Shh, you aren't allowed to tell anyone outside the US our secret. We've never stopped doing science. It's just that this kid won't be remembered and used as an example to follow by the student body. That sports team that once made it to state or actually won at state; those guys the teachers and students can name most of them off the top of their head. We still have lots of kids that do science and think that its fun, but you'll hardly hear about it except maybe on slashdot, because "science is boring" and we don't have half-time cheerleaders and a band supporting us.
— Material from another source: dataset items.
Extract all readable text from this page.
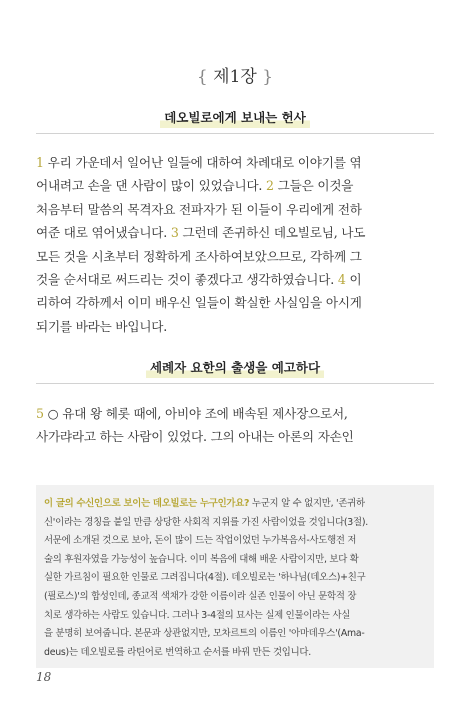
{ 제1장 }
데오빌로에게 보내는 헌사
1 우리 가운데서 일어난 일들에 대하여 차례대로 이야기를 엮
어내려고 손을 댄 사람이 많이 있었습니다. 2 그들은 이것을
처음부터 말씀의 목격자요 전파자가 된 이들이 우리에게 전하
여준 대로 엮어냈습니다. 3 그런데 존귀하신 데오빌로님, 나도
모든 것을 시초부터 정확하게 조사하여보았으므로, 각하께 그
것을 순서대로 써드리는 것이 좋겠다고 생각하였습니다. 4 이
리하여 각하께서 이미 배우신 일들이 확실한 사실임을 아시게
되기를 바라는 바입니다.
세례자 요한의 출생을 예고하다
5 ○ 유대 왕 헤롯 때에, 아비야 조에 배속된 제사장으로서,
사가랴라고 하는 사람이 있었다. 그의 아내는 아론의 자손인
이 글의 수신인으로 보이는 데오빌로는 누구인가요? 누군지 알 수 없지만, '존귀하
신'이라는 경칭을 붙일 만큼 상당한 사회적 지위를 가진 사람이었을 것입니다(3절).
서문에 소개된 것으로 보아, 돈이 많이 드는 작업이었던 누가복음서-사도행전 저
술의 후원자였을 가능성이 높습니다. 이미 복음에 대해 배운 사람이지만, 보다 확
실한 가르침이 필요한 인물로 그려집니다(4절). 데오빌로는 '하나님(데오스)+친구
(필로스)'의 합성인데, 종교적 색채가 강한 이름이라 실존 인물이 아닌 문학적 장
치로 생각하는 사람도 있습니다. 그러나 3-4절의 묘사는 실제 인물이라는 사실
을 분명히 보여줍니다. 본문과 상관없지만, 모차르트의 이름인 '아마데우스'(Ama-
deus)는 데오빌로를 라틴어로 번역하고 순서를 바꿔 만든 것입니다.
18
"Someday, I'll build a death-ray! Then they'll all be sorry they laughed at me!
Stupid coach."
"Speaking the Truth in times of universal deceit is a revolutionary act." -- George Orwell
The main industrial use of the Farnsworth Fusor is as a neutron source. Anyone trying this at home needs to understand that the neutron flux near the reactor can be deadly. (Wikipedia says amateur Fusors generate about 3x10^5 neutrons / sec.) Fortunately, they escape in all directions, so the density falls with the square of the distance. Just don't get too close while it's running. It's a good idea to have a detector for ionizing radiation and be familiar with exposure levels humans can tolerate. (Any good links?) Remember the neutron bomb? Killed people - not things.